Killer Elite. See, they dropped the 'The' to help us out. Throwing me for a loop even more was that the stories sounded somewhat similar. The more recent Killer Elite looked pretty generic to me, but I've been in a bit of a slump at Netflix lately so I thought I'd give it a try. Not a classic, but it was much better than I anticipated.
It's 1980 and after a mission doesn't go off quite as planned, mercenary Danny Bryce (Jason Statham) decides to leave the business and heads home to Australia. A year later, he finds out that his old partner, Hunter (Robert De Niro), is being held prisoner for not completing a high-paying but risky job. Danny takes the job on to save his friend. Working for a Middle Eastern sheikh, Danny must avenge the deaths of the deposed sheikh's three sons, the deaths coming at the hands of SAS (British Special Forces) agents. He must not only kill them, but get taped confessions in the process. With some help from his former team, Danny goes about finding them, but he isn't privy to the whole scenario. Waiting for him is a former SAS agent with a shadowy past, Spike (Clive Owen), who will do his best to protect his former partners too.

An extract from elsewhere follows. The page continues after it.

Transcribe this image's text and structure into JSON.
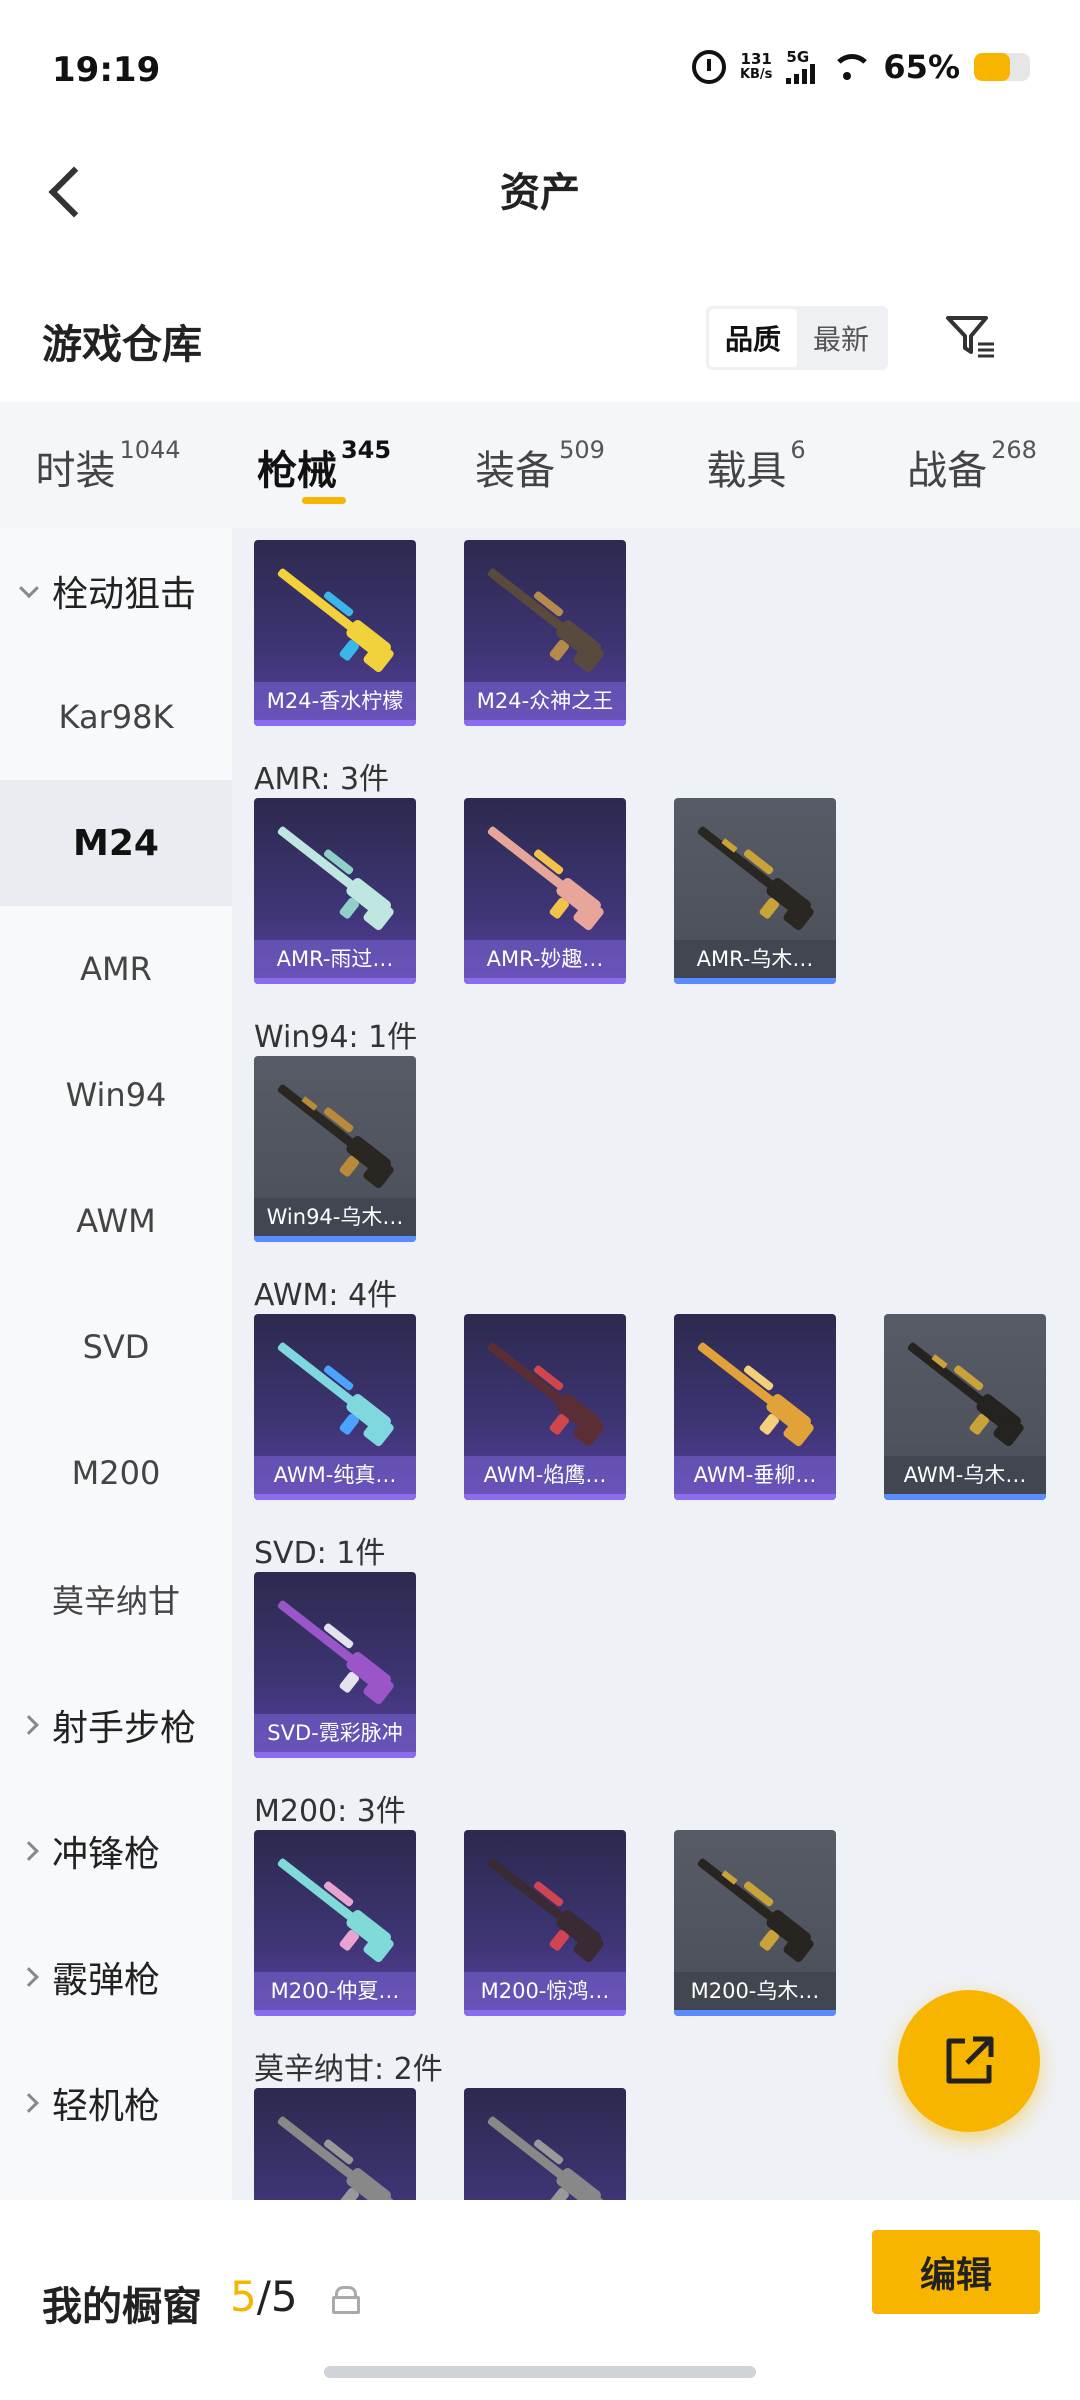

Based on the novel The Feather Men by Ranulph Fiennes, 'Elite' is supposedly based on real-life events. The Feather Men were a group of mercenary vigilantes who did all sorts of shady things, most of them helping protect others from killers and murderers. Now whether it's true or not is one thing. Take it's honesty however you want it -- it is certainly possible -- but what surprised me is how much I liked the movie. Set in 1980, it has the distinct feel of a 1980s action movie. No frills, no wasted efforts, and little to no sense of humor. All the characters aren't black and white, but shades of gray, and the world is one nasty place where everyone is in it for themselves. There are some twists toward the end that work pretty well, but as far as action movies go, it rises above the majority of those released recently.
This may sound odd concerning an action movie, but I liked the look and feel of 'Elite.' Director Gary McKendry -- in his first feature film -- does a great job of setting things up. He shot the movie on-location in Wales, England and Australia, and it doesn't have that generic look of 'been there, seen that.' With a story set in 1980, it actually feels like 1980 whether it be the clothes, the bad hair cuts, or even the throwback cars that make the chases that much more interesting. Throw in a solid score from Reinhold Heil and Johnny Klimek -- seemingly channeling Hans Zimmer's Inception score at times -- and you've got all the makings of a real winner.
With all those shadowy good/bad guys, McKendry certainly must have had some fun casting. All the sudden, it feels like Jason Statham is in every movie hitting theaters, but I'm a fan, and I'm okay with that. His steely-eyed, cold mercenary is what Statham does best. He glares and sneers, growls his lines, and when needed kicks/punches/shoots anyone in his way. Like some of his other movies though, it isn't mindless fight scenes repeated one after another. The fights have something to do with a...wait for it...story! As his SAS opponent, Clive Owen again shows he can be an action star. He's a great actor, but with roles like this that allow him to have some fun, he doesn't disappoint. Rocking an epic mustache, Owen's Spike is an enforcer of sorts for what the book dubbed 'the Feather Men.' We learn very little about him or his background other than that he's extremely capable and a highly dangerous man.
And then's there Robert De Niro.....freaking De Niro! It's great to see him play more mainstream, commercial roles too. Now are these especially good parts? No, not in the least. Playing Hunter, Danny's mentor and former partner, De Niro isn't exactly phoning it in, but it's close. He has some great one-liners and does have a good give-and-take with Statham. It's really more of a cameo than anything as he disappears for long stretches. Other worthwhile parts go to Dominic Purcell as Davies, the hot-headed Welshman (with handlebar mustache, epic sideburns, nasty, greasy hair), and Aden Young as Meier, the quiet killer, two former members of Danny's team now working with him once again. Star of TV's Chuck, Yvonne Strahovski plays Anne, the love interest that Danny must protect when threatened. Adewale Akinnuoye-Agbaje has a good part too as Agent, Danny's link for jobs and missions around the world.
Struggling in theaters -- making around $25 million -- and receiving mixed to negative reviews, Killer Elite is probably doomed to the $5 bin of movies at Wal-Mart. It's too bad because while not a classic, it is very watchable and I enjoyed it. Maybe it's that throwback feel to 1980s action movies or a solid cast working so well together, but I'd recommend this one. It isn't the tongue in cheek, over the top action movie that trailers and commercials presented it as. Cool globe-trotting cast, great action, and a solid and possibly true story.